The recent advances in language models that focus on reasoning have revolutionized AI. They scale test-time computing. The importance of reinforcement learning in the development and mitigation of reward hacking pitfalls is critical. There is still a debate about whether RL can provide new reasoning from a model base or if it only helps to optimize sample efficiency for existing solutions. Current research has two important limitations. (a) relying heavily on specialized fields, like mathematics, in which models are overtrained to the point that they limit exploration. (b) terminating RL training prematurely before it can develop fully new reasoning capabilities.
AI reasoning models engage in long, detailed CoT processes to generate final answers. DeepSeek’s and Kimi’s detailed training methods use reinforcement learning (RLVR) to train reasoning models. This makes algorithms like GRPO Mirror Descent and RLOO very popular. Recent methods such as AlphaGo and AlphaZero showed that AI agents could improve indefinitely, proving that RL helps agents to develop new techniques that are not in their base model. Likewise, some works have questioned whether RLVR training improves the reasoning capability of LLMs. This is based on pass@k metrics that show no improvements compared to baseline models.
NVIDIA researchers have developed ProRL, a training method that allows for extended RL periods and deeper explorations of reasoning strategies.

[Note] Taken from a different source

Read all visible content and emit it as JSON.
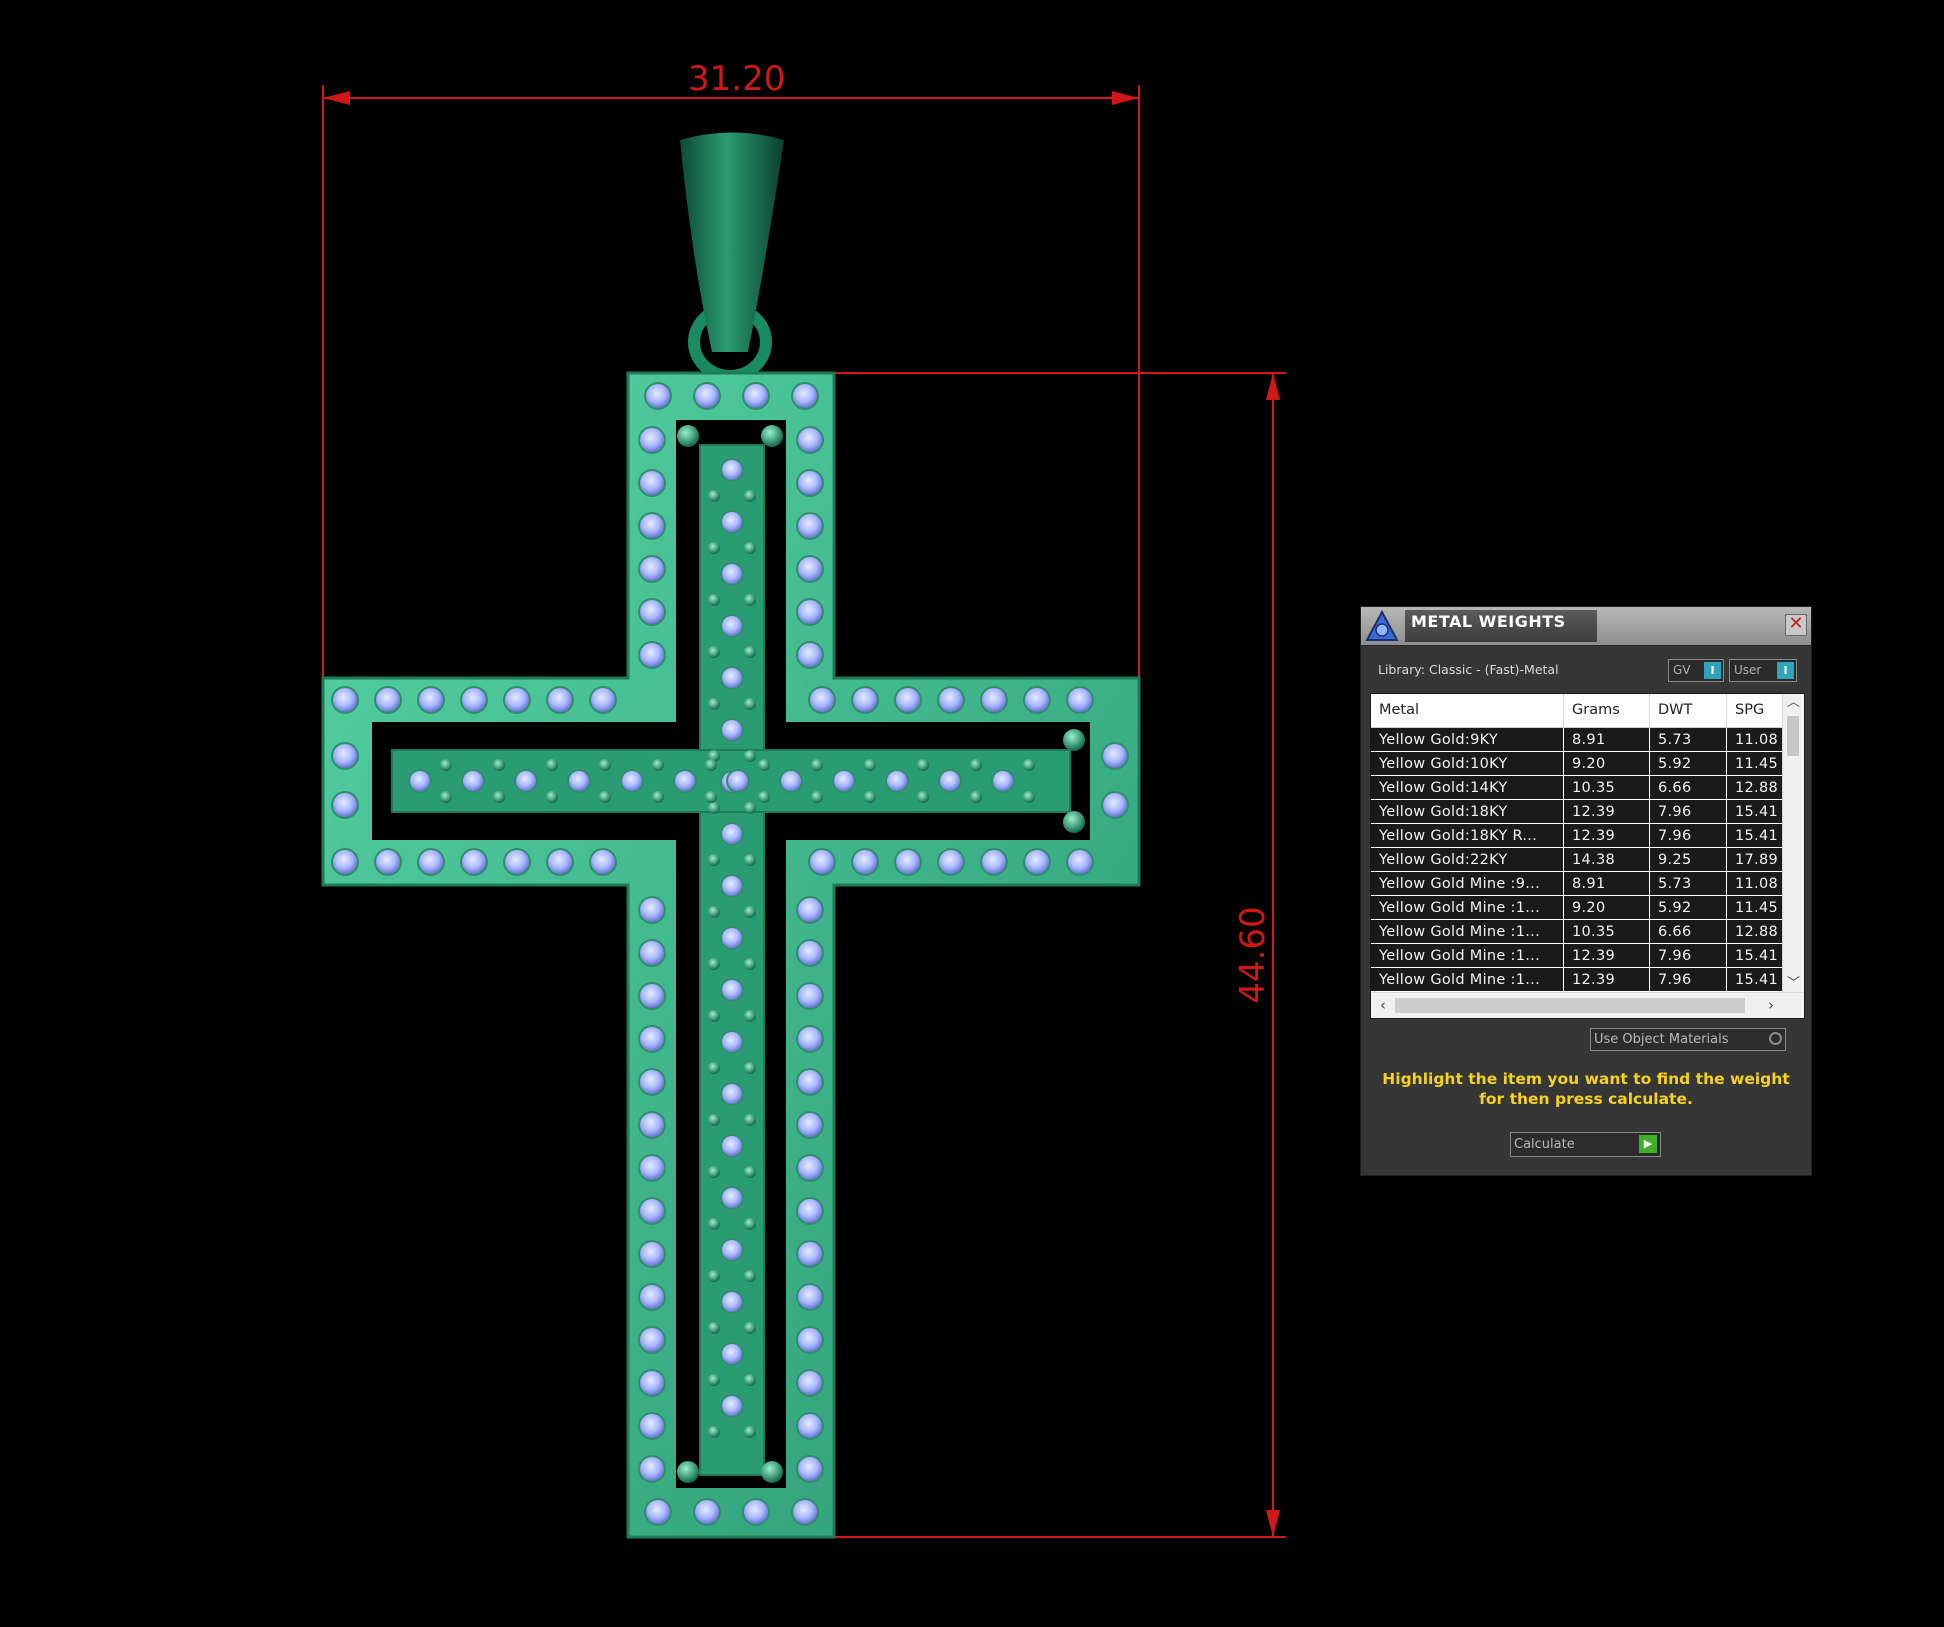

ProRL scales data for diverse tasks such as math problems, coding puzzles, science questions, logic games, and instructions. It supports more than 2,000 different training steps. Using ProRL, the researchers developed Nemotron-Research-Reasoning-Qwen-1.5B, the world’s best 1.5B reasoning model, which outperforms its base model, DeepSeek-R1-1.5B, and excels over DeepSeek-R1-7B across diverse benchmarks. The researchers found that RL could discover new pathways for solving problems not available in base models, when trained sufficiently and then applied to novel reasoning challenges.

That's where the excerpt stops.